Apanhadas de surpresa, não têm tempo de reagir, e olham-me, desesperadas.

Deixo-as cair ao longo do corpo, paro, e sorrio, satisfeito, a gozar o prazer da minha vitória.

Com elas dominadas, começo a andar.

Mas o meu andar agora é diferente.

Agora eu ando porque quero, não porque as minhas mãos querem que eu ande.

 

7

Calmo, tranquilo, penso no que fazer.

Agora o comando é meu, e as minhas mãos farão o que eu quiser.

Paro, e obrigo-as a tirarem o cachimbo do bolso.

As minhas mãos estão furiosas por terem sido apanhadas de surpresa, mas agora o comando é meu.

Obrigo-as a tirarem também a bolsa do tabaco, e a encherem o cachimbo.

Elas tremem de raiva, mas eu não ligo.

Agora são elas que têm que fazer o que eu quiser.

O comando é meu.

Devagar, com calma, obrigo-as a guardarem a bolsa do tabaco e a pegarem a caixa dos fósforos, a abri-la, a acenderem um, e olho a minha mão direita.

Vejo-a tremer, furiosa por não ter conseguido escapar ao meu comando, mas não me importo.

Agora, com ela já dominada, posso olhá-la a segurar o fósforo aceso.

Sei que é a minha mão direita, porque é ela que sempre segura os fósforos que acendem o meu cachimbo.

Satisfeito por tê-la dominado, olho-a e penso.
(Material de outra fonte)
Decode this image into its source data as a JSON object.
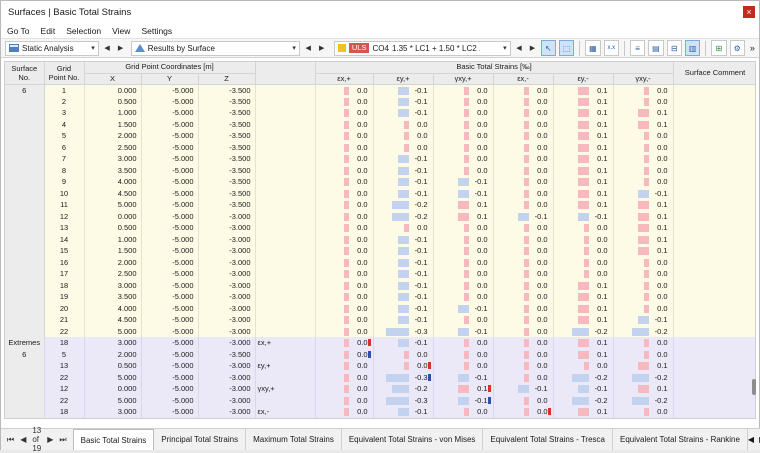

Será que as minhas mãos, que sempre, sem eu querer, me obrigam a sair de casa e a andar todas as noites por estas ruas a dobrar esquinas, também terão mãos que as obriguem a andar como eu ando?

Não consigo encontrar uma resposta, mas não me importo.
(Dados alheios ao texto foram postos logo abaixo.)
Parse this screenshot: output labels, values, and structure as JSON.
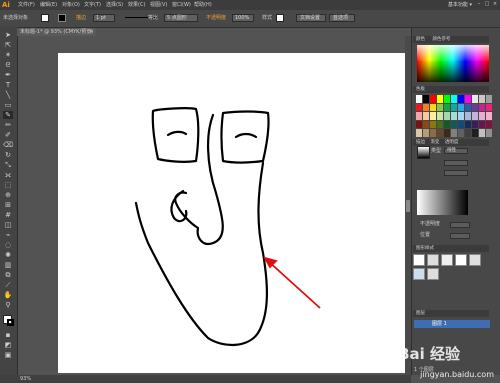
{
  "app": {
    "logo": "Ai",
    "workspace": "基本功能 ▾"
  },
  "menu": [
    "文件(F)",
    "编辑(E)",
    "对象(O)",
    "文字(T)",
    "选择(S)",
    "效果(C)",
    "视图(V)",
    "窗口(W)",
    "帮助(H)"
  ],
  "controlbar": {
    "selection_label": "未选择对象",
    "stroke_label": "描边",
    "stroke_weight": "1 pt",
    "stroke_profile": "等比",
    "brush": "5 点圆形",
    "opacity_label": "不透明度",
    "opacity_value": "100%",
    "style_label": "样式",
    "doc_setup": "文档设置",
    "preferences": "首选项"
  },
  "document": {
    "tab_title": "未标题-1* @ 93% (CMYK/预览)",
    "close": "×"
  },
  "panels": {
    "color_tab": "颜色",
    "color_ref_tab": "颜色参考",
    "swatches_tab": "色板",
    "stroke_tab": "描边",
    "gradient_tab": "渐变",
    "transparency_tab": "透明度",
    "gradient_type_label": "类型",
    "gradient_type": "线性",
    "opacity_label": "不透明度",
    "position_label": "位置",
    "graphic_styles_tab": "图形样式",
    "layers_tab": "图层",
    "layer_name": "图层 1",
    "layers_count": "1 个图层"
  },
  "statusbar": {
    "zoom": "93%"
  },
  "swatch_colors": [
    "#ffffff",
    "#000000",
    "#ff0000",
    "#ffff00",
    "#00ff00",
    "#00ffff",
    "#0000ff",
    "#ff00ff",
    "#e8e8e8",
    "#c8c8c8",
    "#a0a0a0",
    "#e41c1c",
    "#f57c1f",
    "#f9d71c",
    "#8cc63f",
    "#1aa24b",
    "#1aa79b",
    "#29a8e0",
    "#2b5fab",
    "#6a3c97",
    "#c4248f",
    "#e7237c",
    "#f2a6a6",
    "#f9c89b",
    "#fdf0a0",
    "#cfe7a6",
    "#a5d8b2",
    "#a6dcd6",
    "#a6d6f2",
    "#a6b8dc",
    "#c4b0d8",
    "#e6b0d4",
    "#f4b0c8",
    "#7a1414",
    "#8a4a14",
    "#8a7814",
    "#4a6e1c",
    "#14582c",
    "#145a54",
    "#144a78",
    "#142e5c",
    "#3a1e54",
    "#6a1450",
    "#7a1442",
    "#d9c7a8",
    "#b89c74",
    "#8c6c48",
    "#64482c",
    "#3c2a18",
    "#808080",
    "#606060",
    "#404040",
    "#202020",
    "#c0c0c0",
    "#909090"
  ],
  "watermark": {
    "text": "Bai 经验",
    "url": "jingyan.baidu.com"
  }
}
O importante, agora, é que as minhas mãos já não conseguem obrigar-me a fazer o que eu não quero.

Agora o comando é meu, e elas é que são obrigadas a obedecerem-me.

 

8

Odeio as minhas mãos.

Tenho a certeza que se não as vigiasse constantemente, elas me matariam.

Muitas vezes, sem eu querer, elas começam a agitar-se e a quererem subir pelo meu peito.

Só que antes de chegarem ao meu pescoço, meto-as nos bolsos das calças, como meto ao levantar-me, nos bolsos do casaco, o cachimbo, a bolsa do tabaco, a caixa dos fósforos, a carteira e o chaveiro.

Elas ficam furiosas, e em represália agitam-se ainda mais.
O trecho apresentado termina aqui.